Illustration for article titled Falling In Love Again With Science Fiction Novels

Ken MacLeod's writing taught me to love science fiction again. I had pushed the genre out of my reading life for many years, but I could not ignore his novel Newton's Wake.


Though I was a fierce reader of scifi novels as a teenager, wolfing down John Varley, Ursula LeGuin, Robert Silverberg, Clifford D. Simak and many others, I gave it up when I went to college. I think I had some misguided idea that scifi was for kids, and as a grownup English Ph.D. student I should be devoting myself to Dylan Thomas and post-structuralist theory. I strayed from literature occasionally, reading some Octavia Butler and a Star Trek novel, telling myself I was doing it merely to understand pop culture. It's not that I loved it – I just studied the stuff.

I became a professor, but drifted away from academia to become an alternative journalist. As the editor of the book review section of the San Francisco Bay Guardian, hundreds of books crossed my desk, their gray covers stamped "advance copy" and "uncorrected proof." That was how I found Newton's Wake, which was prominently billed as a space opera.

It had been a long time since I'd read scifi in a way you might call serious, rather than studying it as some kind of social symptom. I picked up the book, read the first page, and was intrigued enough to keep it through two apartments and two jobs – and finally read it after I'd returned from a year-long fellowship at MIT where I'd immersed myself in science self-education.

I don't think it's an exaggeration to say MacLeod gave me pleasure in reading scifi again. Partly that's because his ideas were so meaty – debates over separatist nationalism were deeply embedded in a crazed adventure story about "rapture fuckers" with nano brains and combat archaeologists teleporting through a series of heists across the galaxy. I was in love. In short order, I read every single MacLeod book I could get my hands on, then replunged into scifi lit with what could only be described as a burning need.

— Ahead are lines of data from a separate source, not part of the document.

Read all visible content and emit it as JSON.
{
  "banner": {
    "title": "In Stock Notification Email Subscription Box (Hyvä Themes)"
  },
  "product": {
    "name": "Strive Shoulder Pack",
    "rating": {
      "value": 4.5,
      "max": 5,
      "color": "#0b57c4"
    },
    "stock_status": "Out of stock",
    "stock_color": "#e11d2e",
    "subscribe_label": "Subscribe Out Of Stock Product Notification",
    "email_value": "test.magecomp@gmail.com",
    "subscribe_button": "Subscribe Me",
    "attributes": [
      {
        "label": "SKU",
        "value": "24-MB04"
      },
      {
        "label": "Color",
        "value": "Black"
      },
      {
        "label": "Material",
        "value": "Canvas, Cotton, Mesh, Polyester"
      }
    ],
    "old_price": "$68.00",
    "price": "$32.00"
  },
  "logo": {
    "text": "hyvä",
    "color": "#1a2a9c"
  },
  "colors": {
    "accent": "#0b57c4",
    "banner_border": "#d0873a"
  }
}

I had missed it for so long! Now the shelves in my office bulge with science fiction novels. They're ongoing testimony to my love, reawakened by a novel about Scottish pirates on another planet.


Purple Dave

Macleod has an interesting way of producing characters that are very interesting, but not at all endearing. Particularly in Newton's Wake, there does not seem to be anyone who even hints at being the Hero of the story. Every character has their own very human motivations, none of which seems to involve the Common Good. It's not at all what I'd call light-hearted fare, nor is it deeply philosophical, but you'll probably find yourself eager to find out how it all ends without being tainted by any feelings of how you think it _should_ end. I enjoy his work, but I don't think I could handle more than one author of this type.